A: A typical litigation process is as follows:

  1. Conduct investigation
  2. File lawsuit
  3. Move for conditional certification
  4. Allow employees opportunity to opt-in
  5. Conduct discovery (information gathering process)
  6. Move for class certification
  7. Oppose motions to get rid of the case
  8. Proceed to trial
  9. Appeal

A: Class representatives and named-plaintiffs have greater responsibilities than individuals who simply join in the action.  But if you join in the action as an opt-in plaintiff or participate in some other way as a class member, you may be required to respond to written questions or be questioned by the attorney representing the defendant.  You may also be requested to appear at trial to support a claim for compensation.  If you have any further questions on this, please do not hesitate to contact our office.

A: There is no set time as each Class Action varies, however, on average they typically last between 2 to 4 years.

A: “Off-the-clock” work is defined as any work that you perform that you have not been paid for.
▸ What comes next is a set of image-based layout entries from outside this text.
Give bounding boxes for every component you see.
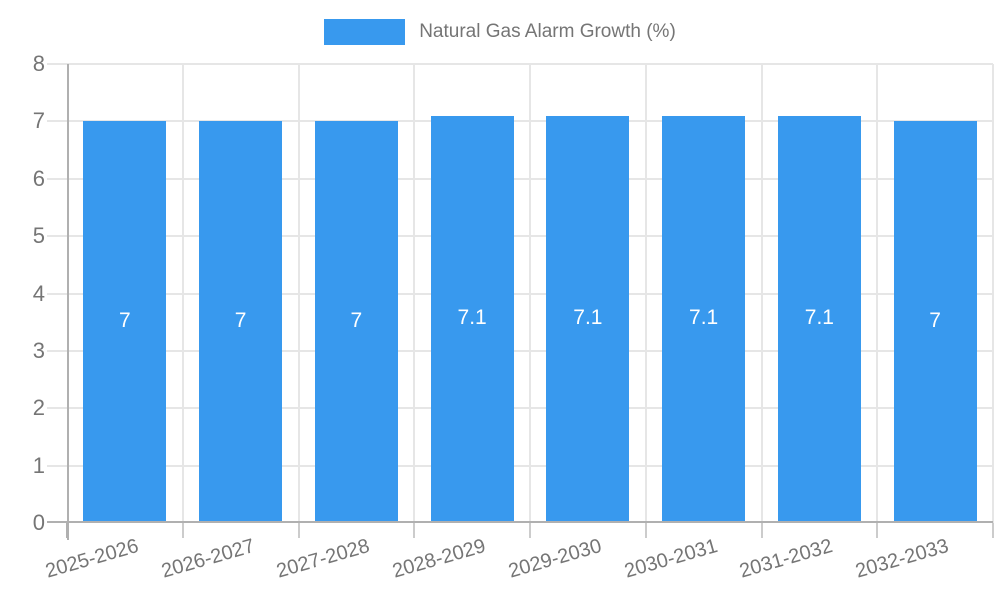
- x-axis-tick: [760, 523, 763, 538]
- gridline-vertical: [529, 64, 531, 523]
- bar-2026-2027[interactable]: [199, 121, 283, 523]
- legend-label: Natural Gas Alarm Growth (%): [419, 21, 676, 42]
- bar-value-label: 7.1: [689, 306, 719, 330]
- x-axis-tick: [529, 523, 531, 538]
- gridline-horizontal: [47, 235, 993, 238]
- y-tick-label: 5: [32, 223, 45, 249]
- x-axis-tick: [876, 523, 879, 538]
- bar-2025-2026[interactable]: [83, 121, 167, 523]
- bar-value-label: 7.1: [457, 306, 487, 330]
- gridline-vertical: [876, 64, 879, 523]
- bar-value-label: 7.1: [804, 306, 834, 330]
- bar-value-label: 7.1: [573, 306, 603, 330]
- x-axis-tick: [297, 523, 300, 538]
- gridline-horizontal: [47, 63, 993, 65]
- gridline-vertical: [644, 64, 647, 523]
- y-tick-label: 8: [32, 51, 45, 76]
- gridline-horizontal: [47, 464, 993, 467]
- bar-2030-2031[interactable]: [662, 115, 746, 523]
- plot-area: 7 7 7 7.1 7.1 7.1 7.1 7: [47, 63, 994, 540]
- gridline-vertical: [992, 64, 994, 523]
- gridline-horizontal: [47, 407, 993, 410]
- bar-value-label: 7: [929, 309, 941, 333]
- gridline-vertical: [760, 64, 763, 523]
- y-tick-label: 7: [32, 108, 45, 134]
- bar-value-label: 7: [119, 309, 131, 333]
- y-tick-label: 3: [32, 337, 45, 363]
- chart-legend[interactable]: Natural Gas Alarm Growth (%): [0, 18, 1000, 46]
- gridline-vertical: [181, 64, 184, 523]
- x-axis-tick: [644, 523, 647, 538]
- bar-value-label: 7: [234, 309, 247, 333]
- x-axis-tick: [992, 523, 994, 538]
- x-axis-tick: [413, 523, 416, 538]
- y-axis: 0 1 2 3 4 5 6 7 8: [0, 51, 45, 535]
- y-tick-label: 1: [32, 452, 45, 478]
- gridline-horizontal: [47, 120, 993, 123]
- gridline-vertical: [297, 64, 300, 523]
- gridline-horizontal: [47, 292, 993, 295]
- bar-2031-2032[interactable]: [777, 115, 861, 523]
- y-axis-line: [67, 64, 69, 540]
- y-tick-label: 0: [32, 510, 45, 535]
- x-axis-baseline: [47, 521, 993, 523]
- gridline-vertical: [413, 64, 416, 523]
- gridline-horizontal: [47, 177, 993, 180]
- legend-swatch-icon: [324, 19, 406, 45]
- y-tick-label: 4: [32, 280, 45, 306]
- bar-2027-2028[interactable]: [314, 121, 398, 523]
- bar-2028-2029[interactable]: [430, 115, 514, 523]
- bar-2032-2033[interactable]: [893, 121, 977, 523]
- gridline-horizontal: [47, 349, 993, 352]
- x-axis-tick: [181, 523, 184, 538]
- bar-value-label: 7: [350, 309, 363, 333]
- y-tick-label: 2: [32, 395, 45, 421]
- y-tick-label: 6: [32, 165, 45, 191]
- bar-2029-2030[interactable]: [546, 115, 630, 523]
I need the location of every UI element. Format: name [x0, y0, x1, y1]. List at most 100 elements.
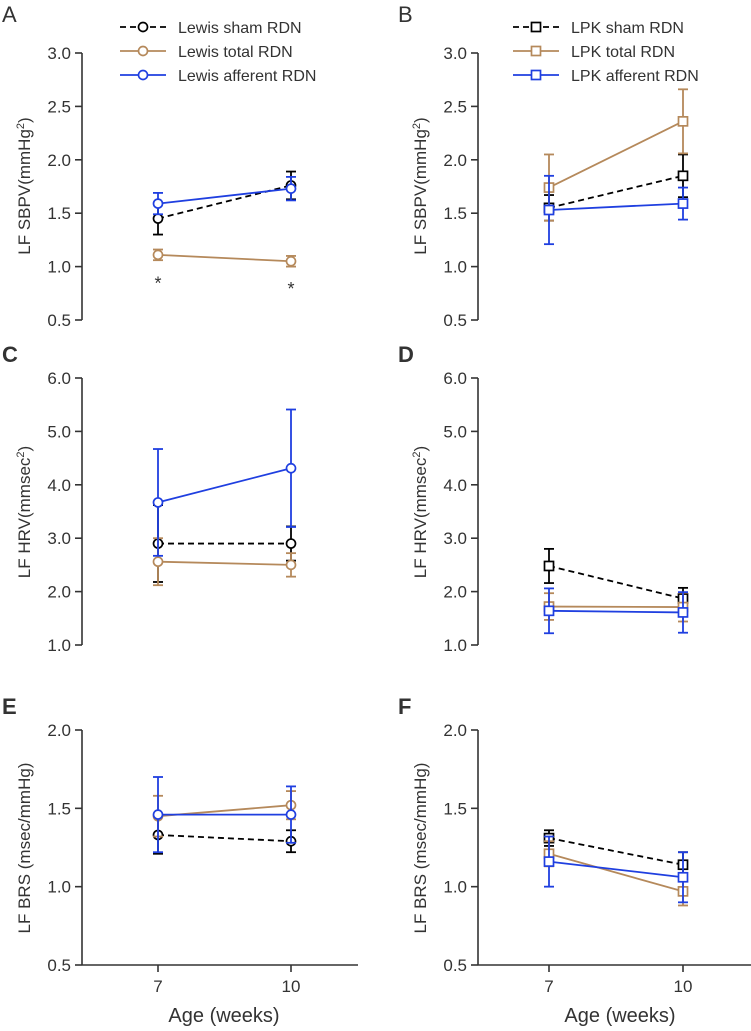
y-tick-label: 1.5 — [443, 204, 467, 223]
x-tick-label: 10 — [674, 977, 693, 996]
series-sham — [152, 170, 297, 236]
panel-f: 0.5 1.0 1.5 2.0 LF BRS (msec/mmHg) 7 10 — [411, 721, 751, 996]
y-tick-label: 3.0 — [443, 44, 467, 63]
y-tick-label: 2.0 — [47, 583, 71, 602]
y-axis-title: LF BRS (msec/mmHg) — [411, 763, 430, 934]
series-sham — [543, 547, 689, 611]
y-tick-label: 6.0 — [443, 369, 467, 388]
series-total — [152, 248, 297, 268]
series-sham — [543, 153, 689, 222]
data-point — [677, 607, 689, 618]
panel-label-d: D — [398, 342, 414, 367]
series-line — [548, 852, 684, 893]
series-line — [548, 860, 684, 879]
y-axis-title: LF SBPV(mmHg2) — [411, 117, 430, 254]
data-point — [677, 116, 689, 127]
data-point — [152, 497, 164, 508]
y-tick-label: 2.0 — [47, 721, 71, 740]
y-tick-label: 3.0 — [47, 44, 71, 63]
legend-label: Lewis total RDN — [178, 44, 293, 61]
series-line — [157, 560, 292, 566]
panel-label-b: B — [398, 2, 413, 27]
series-total — [543, 591, 689, 623]
legend-label: LPK total RDN — [571, 44, 675, 61]
y-tick-label: 1.0 — [47, 878, 71, 897]
data-point — [677, 170, 689, 182]
data-point — [152, 213, 164, 224]
y-tick-label: 2.0 — [443, 151, 467, 170]
legend-marker — [137, 45, 149, 57]
series-line — [157, 834, 292, 843]
y-tick-label: 0.5 — [47, 956, 71, 975]
legend-marker — [137, 69, 149, 81]
y-axis-title: LF HRV(mmsec2) — [15, 446, 34, 578]
series-afferent — [152, 175, 297, 216]
y-tick-label: 0.5 — [443, 311, 467, 330]
data-point — [285, 255, 297, 267]
y-tick-label: 1.0 — [47, 258, 71, 277]
legend-marker — [530, 45, 542, 57]
series-sham — [152, 504, 297, 583]
panels: 0.5 1.0 1.5 2.0 2.5 3.0 LF SBPV(mmHg2) * * 0.5 1.0… — [15, 44, 751, 996]
data-point — [285, 559, 297, 571]
legend-label: Lewis afferent RDN — [178, 68, 316, 85]
data-point — [677, 871, 689, 883]
y-tick-label: 3.0 — [47, 529, 71, 548]
panel-label-c: C — [2, 342, 18, 367]
y-tick-label: 3.0 — [443, 529, 467, 548]
data-point — [152, 556, 164, 568]
y-tick-label: 4.0 — [443, 476, 467, 495]
x-tick-label: 10 — [282, 977, 301, 996]
y-tick-label: 2.5 — [443, 97, 467, 116]
significance-asterisk: * — [154, 273, 161, 293]
y-tick-label: 1.0 — [47, 636, 71, 655]
data-point — [285, 538, 297, 549]
series-total — [543, 88, 689, 222]
data-point — [152, 809, 164, 820]
series-afferent — [152, 408, 297, 557]
y-tick-label: 1.5 — [47, 799, 71, 818]
data-point — [152, 198, 164, 209]
y-tick-label: 1.0 — [443, 878, 467, 897]
y-tick-label: 0.5 — [443, 956, 467, 975]
significance-asterisk: * — [287, 279, 294, 299]
y-tick-label: 2.0 — [443, 721, 467, 740]
legend-label: LPK afferent RDN — [571, 68, 699, 85]
data-point — [543, 204, 555, 216]
y-axis-title: LF SBPV(mmHg2) — [15, 117, 34, 254]
x-axis-title-right: Age (weeks) — [564, 1005, 675, 1027]
panel-b: 0.5 1.0 1.5 2.0 2.5 3.0 LF SBPV(mmHg2) — [411, 44, 689, 330]
data-point — [152, 249, 164, 261]
series-line — [548, 837, 684, 866]
y-axis-title: LF BRS (msec/mmHg) — [15, 763, 34, 934]
series-line — [548, 202, 684, 211]
x-tick-label: 7 — [153, 977, 162, 996]
series-afferent — [543, 174, 689, 246]
legend-left: Lewis sham RDN Lewis total RDN Lewis affer… — [120, 20, 316, 85]
y-tick-label: 1.0 — [443, 258, 467, 277]
y-tick-label: 6.0 — [47, 369, 71, 388]
series-total — [543, 840, 689, 907]
series-line — [548, 120, 684, 189]
panel-label-e: E — [2, 694, 17, 719]
y-tick-label: 2.0 — [443, 583, 467, 602]
series-line — [548, 174, 684, 209]
legend-marker — [137, 21, 149, 33]
legend-label: Lewis sham RDN — [178, 20, 302, 37]
series-line — [548, 605, 684, 608]
series-afferent — [543, 835, 689, 904]
panel-c: 1.0 2.0 3.0 4.0 5.0 6.0 LF HRV(mmsec2) — [15, 369, 297, 655]
data-point — [677, 198, 689, 209]
series-line — [157, 467, 292, 504]
panel-label-a: A — [2, 2, 17, 27]
series-afferent — [152, 776, 297, 854]
data-point — [285, 462, 297, 474]
series-line — [548, 609, 684, 614]
y-tick-label: 1.5 — [47, 204, 71, 223]
panel-label-f: F — [398, 694, 411, 719]
panel-d: 1.0 2.0 3.0 4.0 5.0 6.0 LF HRV(mmsec2) — [411, 369, 689, 655]
legend-right: LPK sham RDN LPK total RDN LPK afferent RD… — [513, 20, 699, 85]
y-tick-label: 5.0 — [47, 422, 71, 441]
series-sham — [152, 815, 297, 855]
series-line — [157, 253, 292, 263]
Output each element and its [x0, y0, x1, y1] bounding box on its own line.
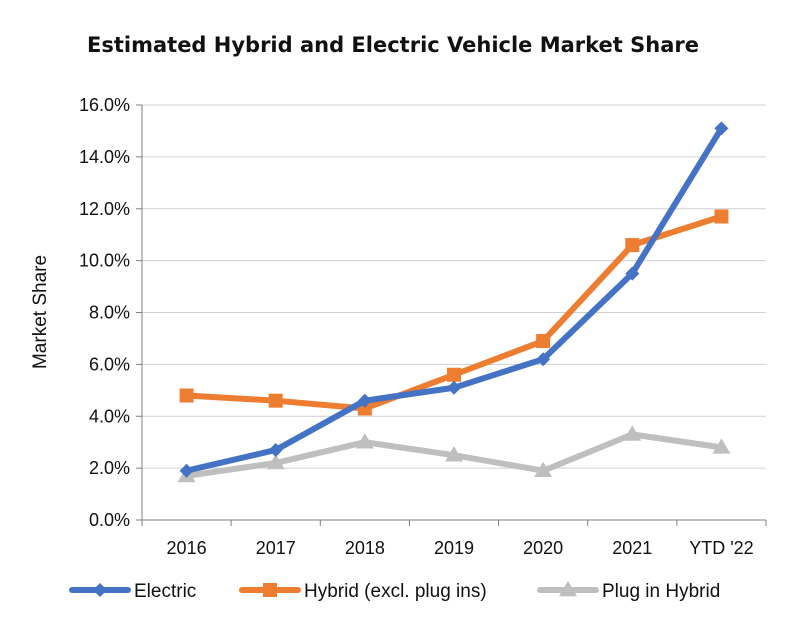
legend-label: Hybrid (excl. plug ins): [304, 581, 487, 602]
data-point: [536, 334, 551, 349]
data-point: [179, 463, 194, 478]
chart-title: Estimated Hybrid and Electric Vehicle Ma…: [87, 33, 699, 57]
x-tick-label: YTD '22: [689, 538, 753, 558]
legend-label: Electric: [134, 581, 196, 602]
data-point: [445, 446, 463, 462]
data-point: [447, 367, 461, 382]
x-tick-label: 2021: [612, 538, 652, 558]
legend-label: Plug in Hybrid: [602, 581, 720, 602]
y-axis-label: Market Share: [30, 255, 51, 369]
y-tick-label: 12.0%: [79, 199, 130, 219]
x-tick-label: 2017: [256, 538, 296, 558]
data-point: [714, 209, 729, 224]
x-tick-label: 2018: [345, 538, 385, 558]
data-point: [536, 352, 551, 367]
axes: [136, 104, 767, 526]
y-tick-label: 14.0%: [79, 147, 130, 167]
data-point: [179, 388, 194, 403]
legend-item: Electric: [69, 581, 196, 602]
y-tick-label: 8.0%: [89, 303, 130, 323]
data-point: [623, 425, 642, 441]
data-point: [268, 442, 283, 457]
data-point: [625, 238, 640, 253]
data-point: [357, 393, 372, 408]
series-group: [177, 121, 731, 483]
legend-marker: [263, 583, 277, 597]
y-tick-label: 0.0%: [89, 510, 130, 530]
x-tick-label: 2016: [167, 538, 207, 558]
data-point: [712, 438, 731, 454]
data-point: [625, 266, 640, 281]
legend-marker: [559, 581, 577, 597]
series-line: [183, 125, 725, 474]
data-point: [355, 433, 374, 449]
y-tick-label: 10.0%: [79, 251, 130, 271]
series-1: [179, 209, 729, 416]
y-tick-label: 6.0%: [89, 354, 130, 374]
data-point: [268, 393, 283, 408]
y-tick-label: 4.0%: [89, 406, 130, 426]
data-point: [534, 461, 553, 478]
data-point: [714, 121, 729, 136]
data-point: [447, 380, 461, 395]
x-tick-labels: 2016 2017 2018 2019 2020 2021 YTD '22: [167, 538, 754, 558]
legend-marker: [93, 583, 107, 597]
legend-item: Hybrid (excl. plug ins): [239, 581, 487, 602]
y-tick-label: 16.0%: [79, 95, 130, 115]
legend-item: Plug in Hybrid: [537, 581, 720, 602]
gridlines: [142, 104, 766, 469]
series-2: [177, 425, 731, 483]
data-point: [266, 453, 285, 470]
legend: Electric Hybrid (excl. plug ins) Plug in H…: [69, 581, 720, 602]
y-tick-label: 2.0%: [89, 458, 130, 478]
x-tick-label: 2019: [434, 538, 474, 558]
series-0: [179, 121, 729, 478]
x-tick-label: 2020: [523, 538, 563, 558]
y-tick-labels: 0.0% 2.0% 4.0% 6.0% 8.0% 10.0% 12.0% 14.0% 16.0%: [79, 95, 130, 530]
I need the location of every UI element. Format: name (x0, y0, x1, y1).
This type of work typically involves a scenario where an employee engages in work related activities such as collecting keys, radios, cash, equipment, and attending pre-shift meetings prior to clocking-in and/or after clocking-out of the employer’s time keeping system.  Click this link for more information on “off-the-clock” work.

A: We favor the percentage of recovery method because it aligns our interests with the interests of the class. The more the class recovers, the more we receive in fees. We are rewarded for results, not effort, which is the American way. However, almost all the cases we handle are based on so-called “fee shifting” statutes.  In most cases, we seek one third of the total recovery as our fee, which we think is on the low side of typical attorney contingency fee awards nowadays. In federal Court, the Ninth Circuit “benchmark” is 25%, but there may be exceptions, either upwards for extra work or a small class or downwards, if the recovery exceeds $100 million.

A: Attorneys who represent the people suing, the plaintiffs, in class action cases typically are paid on a contingency basis. The attorneys take a percentage of any recovery for the class. Likewise we advance all costs, and recover them only if there is a recovery.  Because the fees depend on the recovery, the attorneys and the class members are completely allied in their desire to maximize recovery in an uncertain situation.